Corobrik steps on the gas with multi-billion rand investment

An architect’s impression of Corobrik’s new R880 million Driefontein factory, which is due to be commissioned in 2020.

South African brickmaker, Corobrik, has embarked on a multi-billion rand investment roll out to grow its business and develop new markets over the next five to six years.

Corobrik chief executive, Dirk Meyer, says the lion’s share of the initial R1-billion allocated during 2017/8 would go towards a R800 million factory that will be built alongside its existing Driefontein factory in Gauteng. The new factory is due to be commissioned in 2020.

“This is the largest project of its kind underway worldwide at present and will deliver a face brick factory that is the biggest and most environmentally friendly in Africa,” says Meyer.

He says this is likely to be followed by another mega factory on the East Rand, and expansion in KwaZulu-Natal and the Western Cape within the next five to six years.

Corobrik currently operates 13 clay brick factories and 14 kilns countrywide which produce a mix of plaster and face bricks for the residential and commercial markets. It also has two concrete operations in Durban which supply concrete paving and retaining walls.

The company converted a further two kilns to clean natural gas in 2011 and was the first South African company to sell carbon credits. It produces a billion bricks a year and sells about four million bricks a working day.

Meyer says the new Driefontein facility will produce around 100 million bricks a year – double that of the existing facility there – and use only a third of the energy currently used by its predecessor where the 30-year-old kilns are outdated and not fuel efficient. The new, sophisticated kilns will be fully automated, and the new operation will produce zero waste.

Once the new facility is fully operational, the obsolete older facility will be shut down and demolished.

Meyer says state of the state-of-the-art technology will be supplied and commissioned by German supplier, Keller, which has been in the industry for over 100 years.

The design phase of the project began two years ago. Last year, the company completed an intricate audit process to investigate three different manufacturing processes. This culminated in the signing of the agreement with Keller in January this year.

“Although the equipment itself will be manufactured offshore, it will be installed using local expertise and labour,” says Meyer.

“Corobrik is constantly working closely with architects and the construction industry to ensure bricks remained fashionable and relevant. The new Driefontein factory will enable the company to produce more of its tried and tested products and to introduce new high-quality face bricks in different sizes, formats and colours.”
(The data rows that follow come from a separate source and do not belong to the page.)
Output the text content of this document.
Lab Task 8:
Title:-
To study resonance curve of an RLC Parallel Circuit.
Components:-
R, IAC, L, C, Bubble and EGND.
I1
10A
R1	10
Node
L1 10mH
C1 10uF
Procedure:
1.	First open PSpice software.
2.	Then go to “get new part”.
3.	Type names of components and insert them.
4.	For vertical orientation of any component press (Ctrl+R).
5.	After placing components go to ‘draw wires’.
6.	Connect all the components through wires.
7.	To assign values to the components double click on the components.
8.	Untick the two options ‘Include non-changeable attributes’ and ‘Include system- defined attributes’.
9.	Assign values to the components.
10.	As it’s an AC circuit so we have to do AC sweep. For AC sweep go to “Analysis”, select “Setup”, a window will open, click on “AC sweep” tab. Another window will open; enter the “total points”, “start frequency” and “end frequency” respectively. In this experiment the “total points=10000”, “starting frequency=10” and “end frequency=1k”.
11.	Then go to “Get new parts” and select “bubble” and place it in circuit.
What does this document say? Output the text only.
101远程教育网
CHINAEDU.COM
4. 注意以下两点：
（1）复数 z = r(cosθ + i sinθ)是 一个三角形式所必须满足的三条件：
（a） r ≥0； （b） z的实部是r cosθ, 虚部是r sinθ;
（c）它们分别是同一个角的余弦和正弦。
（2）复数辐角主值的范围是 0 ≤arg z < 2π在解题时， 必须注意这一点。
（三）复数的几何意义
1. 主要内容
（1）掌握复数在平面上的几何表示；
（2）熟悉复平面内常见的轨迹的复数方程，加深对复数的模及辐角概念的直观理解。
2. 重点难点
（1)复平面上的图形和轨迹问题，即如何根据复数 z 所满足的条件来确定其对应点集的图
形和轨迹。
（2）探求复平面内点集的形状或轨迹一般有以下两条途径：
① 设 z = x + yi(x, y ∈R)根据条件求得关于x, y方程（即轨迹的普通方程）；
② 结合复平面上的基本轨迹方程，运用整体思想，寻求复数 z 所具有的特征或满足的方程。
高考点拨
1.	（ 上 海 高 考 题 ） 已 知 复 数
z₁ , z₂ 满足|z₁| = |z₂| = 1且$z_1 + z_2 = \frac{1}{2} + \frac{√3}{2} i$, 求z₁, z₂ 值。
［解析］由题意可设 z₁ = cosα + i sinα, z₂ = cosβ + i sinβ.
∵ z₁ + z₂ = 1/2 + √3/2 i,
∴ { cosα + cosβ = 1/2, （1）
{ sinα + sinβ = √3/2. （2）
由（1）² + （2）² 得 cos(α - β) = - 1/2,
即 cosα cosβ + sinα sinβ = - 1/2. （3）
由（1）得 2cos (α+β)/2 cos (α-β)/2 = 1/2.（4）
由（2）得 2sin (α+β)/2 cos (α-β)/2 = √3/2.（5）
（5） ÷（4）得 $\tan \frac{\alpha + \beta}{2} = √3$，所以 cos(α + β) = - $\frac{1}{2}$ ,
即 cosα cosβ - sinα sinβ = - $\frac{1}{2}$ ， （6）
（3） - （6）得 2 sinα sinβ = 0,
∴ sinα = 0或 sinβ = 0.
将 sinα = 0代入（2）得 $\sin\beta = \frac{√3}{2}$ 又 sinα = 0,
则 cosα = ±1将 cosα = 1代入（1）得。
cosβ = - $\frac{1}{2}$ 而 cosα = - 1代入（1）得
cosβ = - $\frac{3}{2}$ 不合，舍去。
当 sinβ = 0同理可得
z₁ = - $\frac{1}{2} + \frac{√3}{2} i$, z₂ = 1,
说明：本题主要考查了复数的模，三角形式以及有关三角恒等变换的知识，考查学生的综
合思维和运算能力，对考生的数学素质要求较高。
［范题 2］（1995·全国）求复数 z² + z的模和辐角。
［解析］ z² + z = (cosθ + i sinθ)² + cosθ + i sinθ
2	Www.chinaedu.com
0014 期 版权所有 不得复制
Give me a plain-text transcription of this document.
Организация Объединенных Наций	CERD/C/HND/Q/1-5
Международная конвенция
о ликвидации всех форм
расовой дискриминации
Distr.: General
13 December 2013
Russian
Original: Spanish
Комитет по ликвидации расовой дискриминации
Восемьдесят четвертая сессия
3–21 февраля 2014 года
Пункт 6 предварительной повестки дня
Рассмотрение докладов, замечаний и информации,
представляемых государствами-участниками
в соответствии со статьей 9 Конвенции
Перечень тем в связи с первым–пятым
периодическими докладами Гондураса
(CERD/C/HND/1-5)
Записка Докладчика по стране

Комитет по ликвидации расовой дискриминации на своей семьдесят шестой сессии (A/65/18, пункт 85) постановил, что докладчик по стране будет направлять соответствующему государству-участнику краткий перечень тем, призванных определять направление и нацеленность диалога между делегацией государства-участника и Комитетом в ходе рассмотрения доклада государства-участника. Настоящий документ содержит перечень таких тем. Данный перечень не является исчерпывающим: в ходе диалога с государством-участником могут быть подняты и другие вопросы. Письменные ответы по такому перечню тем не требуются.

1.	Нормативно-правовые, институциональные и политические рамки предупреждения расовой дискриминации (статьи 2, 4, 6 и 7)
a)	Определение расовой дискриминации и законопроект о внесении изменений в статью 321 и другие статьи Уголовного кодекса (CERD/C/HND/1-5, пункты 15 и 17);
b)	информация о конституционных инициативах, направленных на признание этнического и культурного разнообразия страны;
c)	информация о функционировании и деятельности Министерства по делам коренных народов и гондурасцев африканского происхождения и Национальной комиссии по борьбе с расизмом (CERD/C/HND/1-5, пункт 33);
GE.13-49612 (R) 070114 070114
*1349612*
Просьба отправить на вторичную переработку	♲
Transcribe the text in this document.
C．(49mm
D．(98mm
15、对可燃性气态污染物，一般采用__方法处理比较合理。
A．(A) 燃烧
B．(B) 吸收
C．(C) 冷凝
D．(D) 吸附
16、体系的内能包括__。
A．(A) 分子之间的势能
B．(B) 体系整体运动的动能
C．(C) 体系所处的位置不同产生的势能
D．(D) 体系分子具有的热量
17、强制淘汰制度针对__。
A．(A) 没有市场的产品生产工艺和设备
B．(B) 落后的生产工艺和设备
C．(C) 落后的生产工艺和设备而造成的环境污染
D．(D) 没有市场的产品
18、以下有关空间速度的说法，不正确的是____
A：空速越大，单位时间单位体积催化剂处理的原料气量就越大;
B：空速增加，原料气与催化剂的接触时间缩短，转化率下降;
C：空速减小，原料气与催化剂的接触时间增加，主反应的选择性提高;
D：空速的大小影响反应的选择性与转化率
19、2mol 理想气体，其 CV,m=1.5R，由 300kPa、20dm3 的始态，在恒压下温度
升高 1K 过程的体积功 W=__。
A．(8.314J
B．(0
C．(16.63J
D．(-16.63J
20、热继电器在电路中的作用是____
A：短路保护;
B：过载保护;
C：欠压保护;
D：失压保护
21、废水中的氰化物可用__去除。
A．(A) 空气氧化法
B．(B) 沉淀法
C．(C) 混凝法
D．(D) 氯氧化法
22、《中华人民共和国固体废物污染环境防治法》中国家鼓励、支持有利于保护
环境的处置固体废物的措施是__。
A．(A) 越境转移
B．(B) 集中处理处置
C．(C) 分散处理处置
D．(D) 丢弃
Meyer says the new Driefontein facility will follow in the footsteps of the Rietvlei facility which Corobrik developed into its first mega factory. This clearly showed the advantages of using the latest technology to produce a high-quality product.

“We believe it will lower the cost of manufacture while significantly improving the quality of our product. This will improve efficiencies and grow existing markets and will allow us to develop new products and income streams on the back of projected economic recovery in the country. This fits perfectly with our objective of growing the company organically,” he says.

In January Corobrik commissioned a R65m upgrade to its Rietvlei factory. This upgrade included the purchase of a blending dehacker which automatically blends bricks off the line and packages them in a convenient format. The first person to touch these bricks is now the bricklayer on site.

Meyer says similar technology will be incorporated into the Driefontein development.

Corobrik’s investment in its existing facilities during 2017/18 also includes R65m at various factories around Mpumalanga and Gauteng.

Refurbishment of the special extruder and cutter at Fisantekraal in the Western Cape means that the factory can now produce Corobrik’s full range of special shapes.

Meyer emphasises that although the new equipment is highly automated, this will not lead to job losses. Instead, employees now have opportunities to increase their technical know- how.

The upcoming investment will also contribute towards transformation in the sector with a staff trust holding 26% of Corobrik’s share capital since 2008. Together with other private shareholders more than 40% of the business is with black investors.

“Substantially growing the company’s turnover and profits will ultimately benefit all employees,” says Meyer.